People always talk about good breeders and bad breeders. It seems we chose our initial breeder poorly. From the beginning they were hard to deal with and get responses. Now, I don't know if they are a mill or not, but certainly unprofessional. 

So, no puppy for a while longer but best for all involved.


----------



## redbirddog (Apr 23, 2010)

Good for you. Lessons sometimes are tough to learn, but better now than in a year when you had a problem and no one was home.

RBD


----------



## KB87 (Jan 30, 2012)

I commend you on doing what's necessary to get a quality dog from a quality breeder that fits for you and your family. It takes a lot to step back and evaluate things in the midst of puppy fever. You'll find the right breeder for you and will have a fantastic pup in no time! Perhaps your local V club can help direct you to a breeder that will make your V dreams come true!


----------



## datacan (May 15, 2011)

Not sure if you considered experience and professional reputation of your breeder, past litters, dog's general health, dog's temperament, dog's living conditions...

Personally, I like people who are experienced even if they come across less than smooth. Avoid smooth talking car salesman type. Give me the facts and don't sugarcoat the truth. 
Try to buy a German dog from a German breeder, and you'll know what I mean. 

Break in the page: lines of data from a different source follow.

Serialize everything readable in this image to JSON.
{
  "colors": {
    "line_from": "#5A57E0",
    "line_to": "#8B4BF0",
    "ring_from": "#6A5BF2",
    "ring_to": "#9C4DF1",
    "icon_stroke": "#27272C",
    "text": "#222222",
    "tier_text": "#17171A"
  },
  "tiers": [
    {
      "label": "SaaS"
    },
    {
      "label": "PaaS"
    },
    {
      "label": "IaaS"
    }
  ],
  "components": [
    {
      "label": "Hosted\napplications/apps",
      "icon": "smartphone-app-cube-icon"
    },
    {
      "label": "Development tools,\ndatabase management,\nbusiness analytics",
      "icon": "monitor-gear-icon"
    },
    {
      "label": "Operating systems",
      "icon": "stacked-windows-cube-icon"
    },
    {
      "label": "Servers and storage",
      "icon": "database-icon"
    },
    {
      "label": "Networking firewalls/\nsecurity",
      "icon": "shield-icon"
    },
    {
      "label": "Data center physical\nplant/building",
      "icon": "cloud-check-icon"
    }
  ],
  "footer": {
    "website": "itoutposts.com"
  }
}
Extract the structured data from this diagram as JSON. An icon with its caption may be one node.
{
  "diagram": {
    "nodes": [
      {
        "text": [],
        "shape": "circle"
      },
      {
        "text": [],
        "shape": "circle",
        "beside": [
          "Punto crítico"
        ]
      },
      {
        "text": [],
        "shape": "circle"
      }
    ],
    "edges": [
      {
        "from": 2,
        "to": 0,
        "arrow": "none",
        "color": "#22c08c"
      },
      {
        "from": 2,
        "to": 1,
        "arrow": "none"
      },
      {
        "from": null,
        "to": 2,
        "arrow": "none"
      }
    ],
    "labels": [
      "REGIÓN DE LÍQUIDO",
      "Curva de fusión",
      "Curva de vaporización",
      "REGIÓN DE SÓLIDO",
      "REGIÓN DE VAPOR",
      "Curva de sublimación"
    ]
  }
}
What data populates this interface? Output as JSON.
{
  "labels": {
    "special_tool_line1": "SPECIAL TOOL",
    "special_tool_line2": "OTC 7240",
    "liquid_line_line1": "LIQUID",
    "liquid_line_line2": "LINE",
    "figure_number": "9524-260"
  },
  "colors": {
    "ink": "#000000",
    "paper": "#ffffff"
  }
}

In any case, congrats on making a firm decision, I'm sure you had good reasons. 

8)


----------



## Eddiemoto (May 4, 2013)

Stepping back from puppy fever is exactly what we had to do. Not just me, but the rest of the family as well. It's good though and we will have more time to prep. 

Datacan, that is a good point. I really don't need smooth and kept using that as an excuse for one more chance. We aren't 

What really finalized things was when I discovered a BBB rating of F. Didn't see that initially since they are actually doing business as from an entirely different state.


----------



## Nelly (Feb 7, 2013)

Good for you Eddiemoto you took the absolute right road there. Sorry you have to wait but it will definitely be worth it from a good breeder.


----------



## stryker (Dec 9, 2012)

Better a day to soon then a day to late


----------



## texasred (Jan 29, 2012)

Eddiemoto
There is nothing compared to seeing for yourself.
I do, and don't like ratings.
Good ratings could be from friends, and bad ratings could be from people with a different agenda.
It can be tough to find the truth.
Find a vizsla group and start going to any, and all events.
You will meet wonderful people and their dogs.
You will be building a network to find a pup that's right for you. Then traveling with your new pup to them later. Don't limit your search to just your local area.
Closer does not always mean better, it just means easier to pick up.
I would start making a list of what you plan to do with the pup, and putting them in order of importance to you. 
Then list how much time you have daily to work on training and exercise.


----------



## stryker (Dec 9, 2012)

And anotherthing not all breeders good, bad or otherwise are always the right breeder for you. Remember your breeder should match your needs as well as being moral and ethical to the breed. As you can tell on here some people are very very needy others not so much


----------